CentOS 6.x (I've got 6.3 here) install. first off, you'll need both nginx and spawn-fcgi as well as php. For purposes of simplicity, I'll just go with the 5.3.3 that yum pulls in, but really any version (I ran it with php 5.4.8 for this example) will work. As long as it's compiled with the -cgi flags. and you have 'php-cgi' available as that's what spawn-fcgi executes.
yum install nginx spawn-fcgi php -y
This will install both of them with their default config's. You'll need to tweak a few things. First off, let's tackle /etc/sysconfig/spawn-fcgi
Spawn-fcgi Config
SOCKET=/var/run/php-fcgi.sock
OPTIONS="-u nginx -g nginx -s $SOCKET -S -M 0600 -C 8 -F 1 -P /var/run/spawn-fcgi.pid -- /usr/bin/php-cgi"
By default this ships with -C 32, which means it'll start 32 php-cgi processes. This seems like a lot in my experience. We have some very busy image servers and they do well with 4 to 8. I usually go with the "# cores + 2" idea and it's worked well for me so far. Any way, you'll also want to make sure you remember where that 'Socket' is defined. It doesn't really matter where it is, but it matters that you remember it!
Nginx Config
server {
listen 80;
server_name zabbix.example.com;
root /var/www/zabbix;
location / {
index index.html index.htm index.php;
}
location ~ \.php$ {
include /etc/nginx/fastcgi.conf;
fastcgi_pass unix:/var/run/php-fcgi.sock;
fastcgi_index index.php;
}
}
This server block will go in either your main nginx.conf file (/etc/nginx/nginx.conf on CentOS), or in a file included from that one.
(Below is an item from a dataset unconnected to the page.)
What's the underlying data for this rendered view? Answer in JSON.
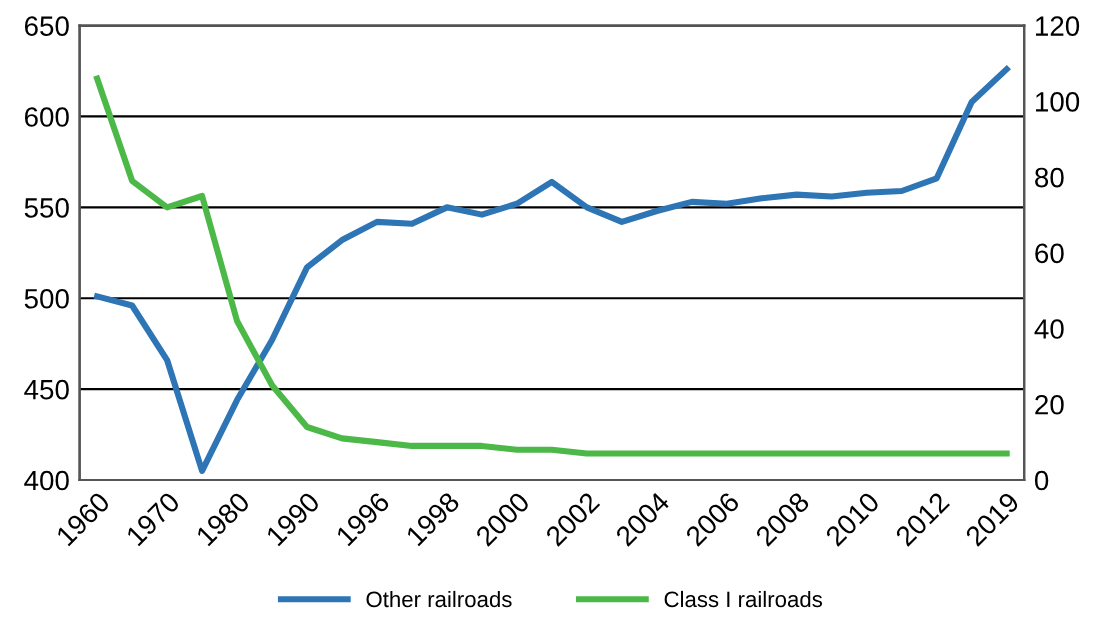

This will define a vhost listening on that "server_name", hosted in that "root". It will use the info in /etc/nginx/fastcgi.conf and pass that info over to your socket defined above (I told you to remember that!). Basically, the second location block tells nginx that any file ending with .php should use the fast-cgi and php socket to run. ... and that's it! I highly recommend trolling through the php.ini options as well as any other options in nginx to make sure there aren't any red-flags flying (I know I've tweaked a lot outside of this) but this should get you serving php!